Morales informó de que ya conversó con algunos organismos internacionales y
recordó el apoyo que en esa materia le brindó hace poco el secretario
general de la Comunidad Andina de Naciones, Allan Wagner para la
despenalización de la hoja. Wagner expresó el respaldo de la organización a
los esfuerzos que hace el Gobierno boliviano para despenalizar la coca y
lograr, de esa manera, su industrialización mundial.
La estrategia parte de la reivindicación cultural y económica del cultivo
del arbusto, su industrialización y despenalización y un fortalecimiento
integral regional de la lucha contra el narcotráfico para acabar con esa
actividad.
Morales dijo que su Gobierno impulsará negociaciones desde ahora en adelante
para que en la IV Reunión de la Convención de Viena de la Organización de
Naciones Unidas (ONU), que se efectuará en 2008, se retire la coca -cuyo
nombre científico es Erythroxylon coca- de la lista de sustancias ilícitas.
La promesa de borrar la hoja de esa lista negra y de revertir la política
estadounidense de ‘coca cero’, es decir de erradicación forzosa de cultivos,
fue central en la campaña electoral de Morales.
No dará inmunidad a
militares de EEUU
El presidente Morales dijo ayer que su Gobierno no
dará curso a ningún convenio de inmunidad para militares de Estados Unidos.
Morales hizo esta afirmación al referirse a la suspensión de la ayuda militar
de EEUU a Bolivia, que está en efecto desde hace tres años y fue confirmada en
la última semana.
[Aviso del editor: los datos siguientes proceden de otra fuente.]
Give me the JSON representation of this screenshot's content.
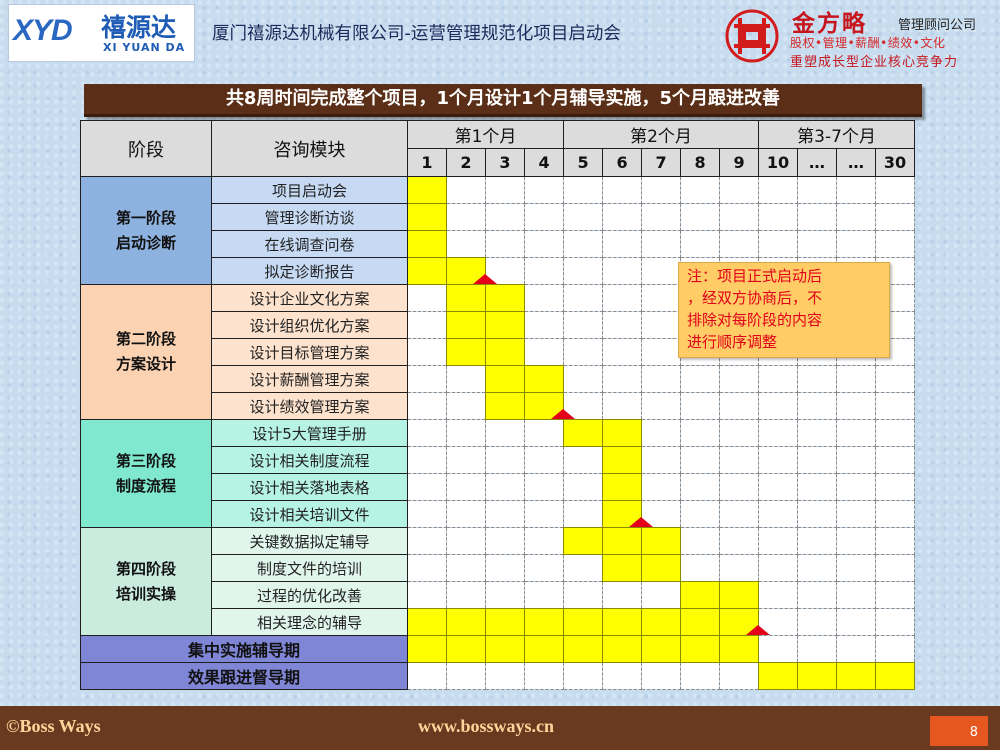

En el discurso de inauguración del congreso de productores
de coca dijo que el recorte de la ayuda afecta principalmente a becas de
militares bolivianos.
El Senado boliviano aprobó hace tres años un convenio de inmunidad, pedido por
el Gobierno de EEUU y que obstaculizaría la operación del Tribunal
Internacional de Justicia de La Haya, pero el proyecto fue rechazado por la
Cámara de Diputados. "¿Ustedes pueden permitir que los parlamentarios
ratifiquen el tratado de inmunidad?", dijo Morales dirigiéndose a los
delegados de los sindicatos cocaleros, obteniendo como respuesta un tajante
‘no’.
Morales pidió a los cocaleros aprobar una resolución de rechazo al pedido de
inmunidad de los militares estadounidenses. "Aprueben un voto resolutivo para
que los parlamentarios no metan la pata (...) ¿Cómo es posible que nos metan
miedo, nos asusten con cortar la ayuda para que aprobemos y tengan inmunidad?,
¿qué significa eso?", protestó Morales.
García Linera pide defender la
Constituyente
El vicepresidente de la República, Álvaro García Linera,
pidió ayer a las seis federaciones del trópico cochabambino garantizar,
viabilizar y defender la realización de la Asamblea Constituyente, a través de
la cual se definirá “la estrategia para conquistar el poder”.
El pedido fue efectuado durante la inauguración del VIII Congreso Ordinario de
los cocaleros. Para García Linera, avanzar hacia el nuevo Estado es el reto
que tienen por delante esas federaciones, el movimiento indígena y el propio
jefe de Estado, y el único camino para llegar al objetivo trazado es a través
de la Asamblea Constituyente.
De acuerdo con la Ley 3091, la elección de representantes para la
Constituyente está prevista para el domingo 2 de julio de este año y el inicio
de las deliberaciones de los asambleístas para el 6 de agosto en Sucre.
Cumplir ese cronograma "es el siguiente gran objetivo estratégico del
presidente Morales y de las seis federaciones", remarcó.
El vicepresidente afirmó que el Gobierno no consideró la posibilidad de
retrasar la fecha del referéndum autonómico y la elección de constituyentes.